I got a link from Colin Lewis on Twitter that took me to Ed Batista: Time Horizons. Don’t miss that at the end there is a 2-slide PowerPoint version of the post

It’s an interesting article that made me think about which time horizons I use and why. Ed writes that ‘The 10 time horizons (See image) flow continuously from this immediate moment to my very last breath’.

I don’t agree with that, there are three horizons that I see as ‘timeless’ in the sense that we don’t know when it happens and how they fit in among the other. They are ‘in this job’, ‘in this career’ and ‘before I retire’. We can plan for them but I think these three horizons are on a different scale.

Ed Batista gives us these questions that help us check if we are using the right time horizon.

When we assess our lives–our fulfillment, our effectiveness, what’s working, what’s not working–how far ahead do we look? How far ahead should we look? Is that time horizon a good fit for the issues under consideration? And what issues are most relevant to us in a given time horizon?

when looking ahead it’s helpful to realize that I’ve moved from one horizon into the next. It prompts me to ask: Am I in the right timeframe? Should I take a step back–or jump even further ahead? Should my approach change? Am I still asking the right questions? Are the same issues in play?

The time horizons that I use are:
• Now.
• Today.
• This week.
• One month.
• 12 months.

I use An 18 Minute Plan That Keeps You Focused which means you refocus once an hour during the day. That keeps me on track with Now and Today.

The timeless horizons that I use are the same as Ed’s:
• In this job.
• In this career.
• Before I retire.

Which Time Horizons Do You Use?

This was originally posted at Forty Plus Two, another blog of mine.

4 Comments

  1. Dorothy Dalton

    Hi Bengt – I read the posts as I received them and yours suits me better. I’m a “now to 18 months” kind of girl! I’m not sure any more that you can plan anything around jobs/careers as bench marks, as we are all finding a need to be more flexible with regard to jobs and change our perceptions regarding longer term employment. I don’t think of myself as retiring. If I do have a timeless horizon it’s centred on health and energy notions. Things I want to do while I can still ( walk, ride a bike, etc….!) But then you can’t manage that accurately either!

    Does any of that make sense?

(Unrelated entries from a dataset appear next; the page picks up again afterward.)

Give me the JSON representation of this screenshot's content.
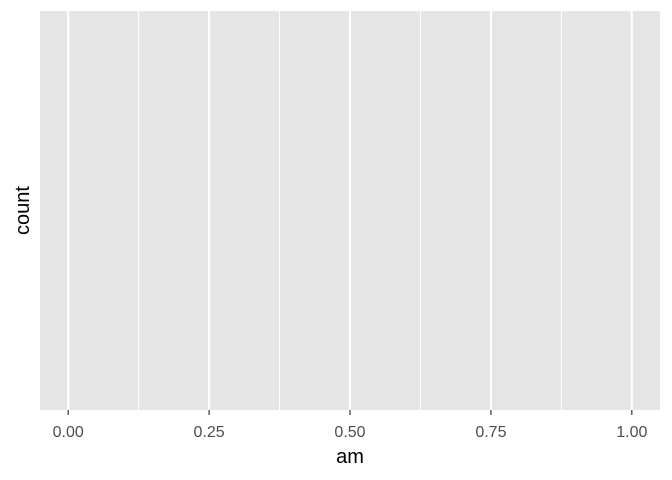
{
  "chart_data": {
    "type": "bar",
    "title": "",
    "xlabel": "am",
    "ylabel": "count",
    "xlim": [
      -0.05,
      1.05
    ],
    "x_ticks": [
      0.0,
      0.25,
      0.5,
      0.75,
      1.0
    ],
    "x_tick_labels": [
      "0.00",
      "0.25",
      "0.50",
      "0.75",
      "1.00"
    ],
    "x_minor_ticks": [
      0.125,
      0.375,
      0.625,
      0.875
    ],
    "y_ticks": [],
    "series": [],
    "grid": true,
    "panel_background": "#e5e5e5",
    "grid_color": "#ffffff"
  }
}
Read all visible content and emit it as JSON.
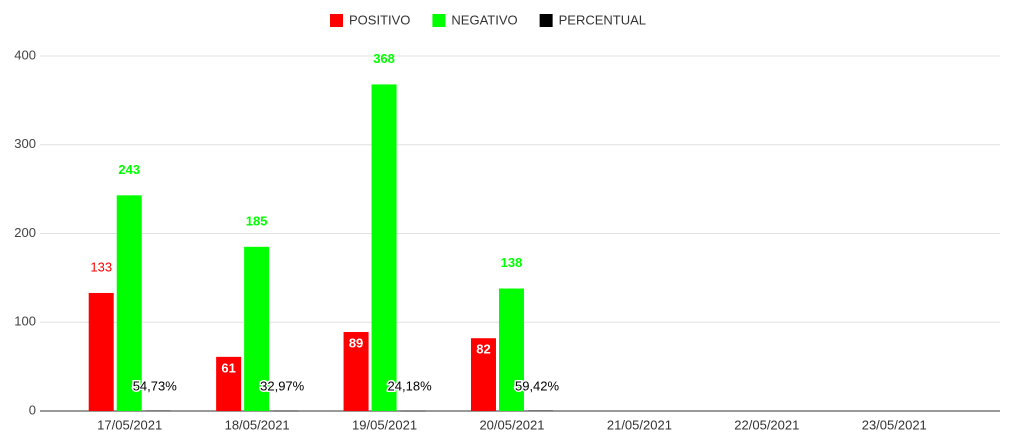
{
  "chart_data": {
    "type": "bar",
    "categories": [
      "17/05/2021",
      "18/05/2021",
      "19/05/2021",
      "20/05/2021",
      "21/05/2021",
      "22/05/2021",
      "23/05/2021"
    ],
    "series": [
      {
        "name": "POSITIVO",
        "color": "#ff0000",
        "values": [
          133,
          61,
          89,
          82,
          null,
          null,
          null
        ]
      },
      {
        "name": "NEGATIVO",
        "color": "#00ff00",
        "values": [
          243,
          185,
          368,
          138,
          null,
          null,
          null
        ]
      },
      {
        "name": "PERCENTUAL",
        "color": "#000000",
        "values": [
          0.5473,
          0.3297,
          0.2418,
          0.5942,
          null,
          null,
          null
        ],
        "value_labels": [
          "54,73%",
          "32,97%",
          "24,18%",
          "59,42%",
          null,
          null,
          null
        ]
      }
    ],
    "ylim": [
      0,
      400
    ],
    "yticks": [
      0,
      100,
      200,
      300,
      400
    ],
    "grid": true,
    "legend": "top"
  }
}
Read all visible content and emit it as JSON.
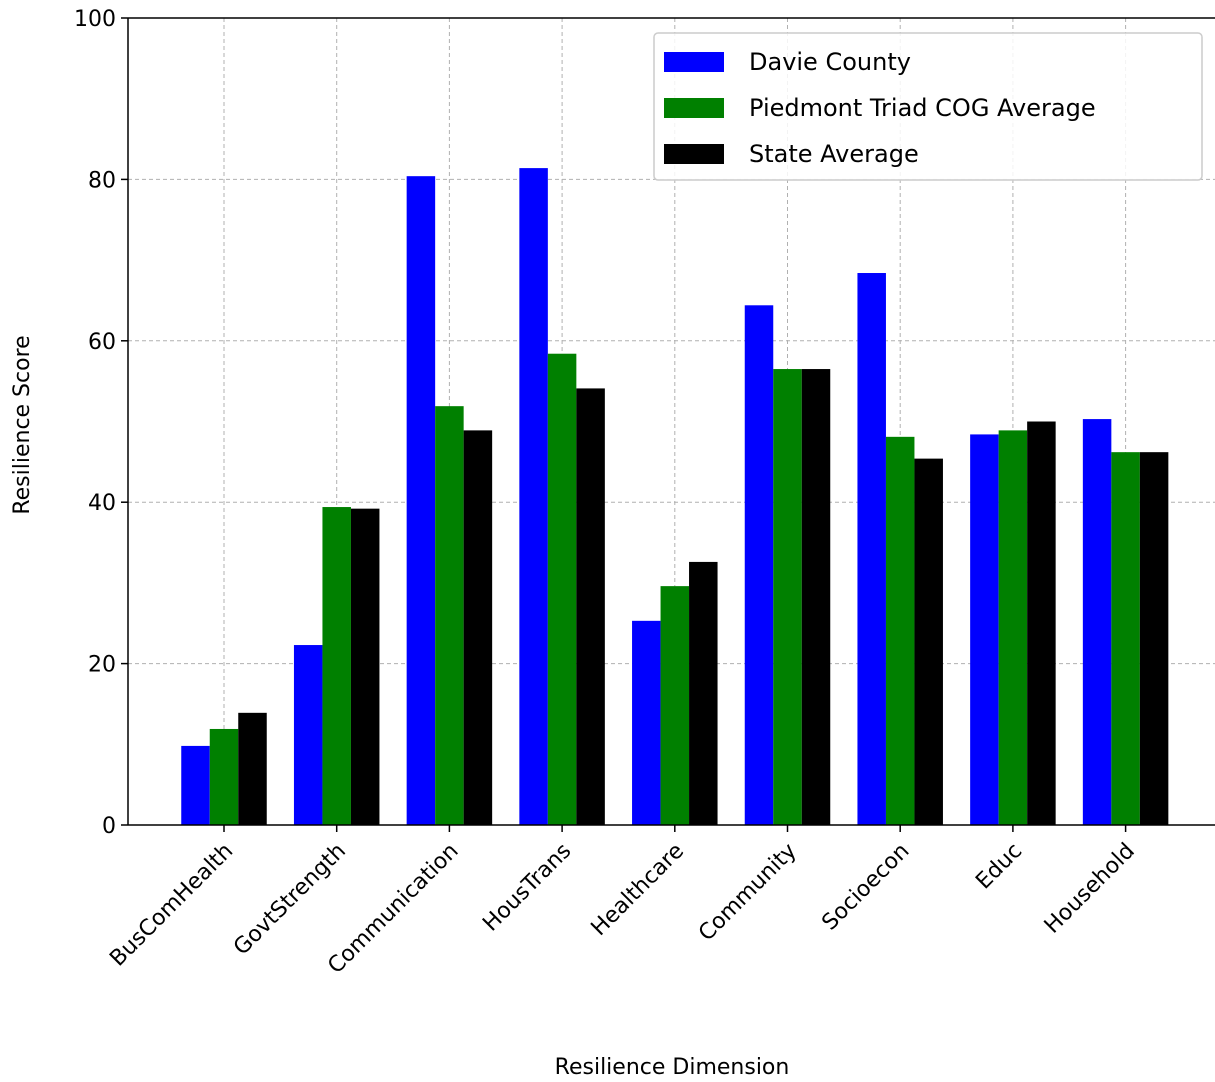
{
  "chart_data": {
    "type": "bar",
    "categories": [
      "BusComHealth",
      "GovtStrength",
      "Communication",
      "HousTrans",
      "Healthcare",
      "Community",
      "Socioecon",
      "Educ",
      "Household"
    ],
    "series": [
      {
        "name": "Davie County",
        "color": "#0000ff",
        "values": [
          9.8,
          22.3,
          80.4,
          81.4,
          25.3,
          64.4,
          68.4,
          48.4,
          50.3
        ]
      },
      {
        "name": "Piedmont Triad COG Average",
        "color": "#008000",
        "values": [
          11.9,
          39.4,
          51.9,
          58.4,
          29.6,
          56.5,
          48.1,
          48.9,
          46.2
        ]
      },
      {
        "name": "State Average",
        "color": "#000000",
        "values": [
          13.9,
          39.2,
          48.9,
          54.1,
          32.6,
          56.5,
          45.4,
          50.0,
          46.2
        ]
      }
    ],
    "xlabel": "Resilience Dimension",
    "ylabel": "Resilience Score",
    "ylim": [
      0,
      100
    ],
    "yticks": [
      "0",
      "20",
      "40",
      "60",
      "80",
      "100"
    ],
    "grid": true,
    "legend_position": "top-right"
  }
}
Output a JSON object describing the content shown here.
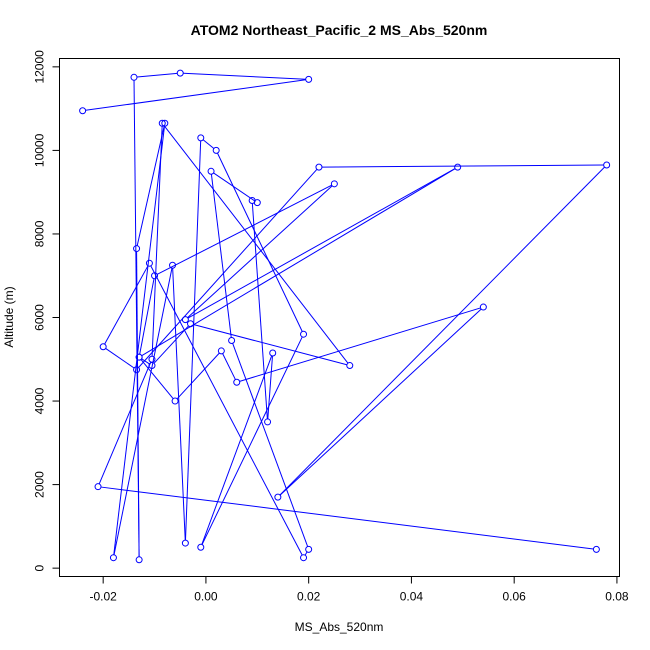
{
  "chart_data": {
    "type": "line",
    "title": "ATOM2 Northeast_Pacific_2 MS_Abs_520nm",
    "xlabel": "MS_Abs_520nm",
    "ylabel": "Altitude (m)",
    "xlim": [
      -0.0285,
      0.0805
    ],
    "ylim": [
      -200,
      12200
    ],
    "x_ticks": [
      -0.02,
      0.0,
      0.02,
      0.04,
      0.06,
      0.08
    ],
    "x_tick_labels": [
      "-0.02",
      "0.00",
      "0.02",
      "0.04",
      "0.06",
      "0.08"
    ],
    "y_ticks": [
      0,
      2000,
      4000,
      6000,
      8000,
      10000,
      12000
    ],
    "y_tick_labels": [
      "0",
      "2000",
      "4000",
      "6000",
      "8000",
      "10000",
      "12000"
    ],
    "grid": false,
    "series_color": "#0000ff",
    "series": [
      {
        "x": [
          -0.024,
          0.02,
          -0.005,
          -0.014,
          -0.013,
          -0.0135,
          -0.008,
          -0.018,
          -0.0065,
          -0.004,
          -0.001,
          0.002,
          0.019,
          -0.001,
          0.013,
          0.012,
          0.009,
          0.01,
          0.001,
          0.005,
          0.02,
          0.019,
          -0.011,
          -0.02,
          -0.0135,
          0.022,
          0.078,
          0.014,
          0.054,
          0.006,
          0.003,
          -0.006,
          -0.013,
          -0.01,
          0.025,
          -0.004,
          0.049,
          -0.013,
          -0.0105,
          -0.003,
          0.028,
          -0.0085,
          -0.0105,
          -0.021,
          0.076
        ],
        "y": [
          10950,
          11700,
          11850,
          11750,
          200,
          7650,
          10650,
          250,
          7250,
          600,
          10300,
          10000,
          5600,
          500,
          5150,
          3500,
          8800,
          8750,
          9500,
          5450,
          450,
          250,
          7300,
          5300,
          4750,
          9600,
          9650,
          1700,
          6250,
          4450,
          5200,
          4000,
          5050,
          7000,
          9200,
          5950,
          9600,
          5050,
          4850,
          5850,
          4850,
          10650,
          5000,
          1950,
          450
        ]
      }
    ]
  }
}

Just some thoughts out loud really!
    Best

  2. Bengt

    I agree that jobs/careers are not easy to plan, neither is ‘before I retire’. That’s one more reason why I want them on another scale or dimension.

    Health and energy is an interesting perspective, yet another dimension to deal with. But we can plan related activities into our regular time horizons while maintaining an overview on the side.

  3. Ed Batista

    Hi Bengt,
    I’m glad you found my framework useful. I fully agree that the last 4 horizons (from “In This Job” to “Before I Die”) are “timeless” and thus unbounded while the first 6 are sharply constrained, and so someone may want to consider them as essentially separate scales. As I mentioned in my post, these are the 10 horizons that make the most sense for me personally, and I encourage anyone using this framework to adapt it to their needs. But that said, I also like the idea of blending these two different types of time horizons–the “timeless” ones and the “bounded” ones–in a single framework. My primary goal in creating the framework in the first place was helping coaching clients insure that the issues they’re working on are appropriate to the time horizon under consideration (and vice versa.) I often see people wrestling with long-term career changes when it might be more productive to think about what’s going to happen this week, or people who are tightly focused on today’s events, when it might be more meaningful to think about their life’s purpose.

    I love the 18-minute plan you link to–very concise and inspiring.
    Ed

  4. Bengt

    Hi Ed,
    The time horizons are a really useful concept. It’s often that people, me included, try to cram things into the wrong time frame. The horizons help us see what belongs where.

    How we deal with “timeless” and “bounded” horizons is more of a personal view, what suits us best.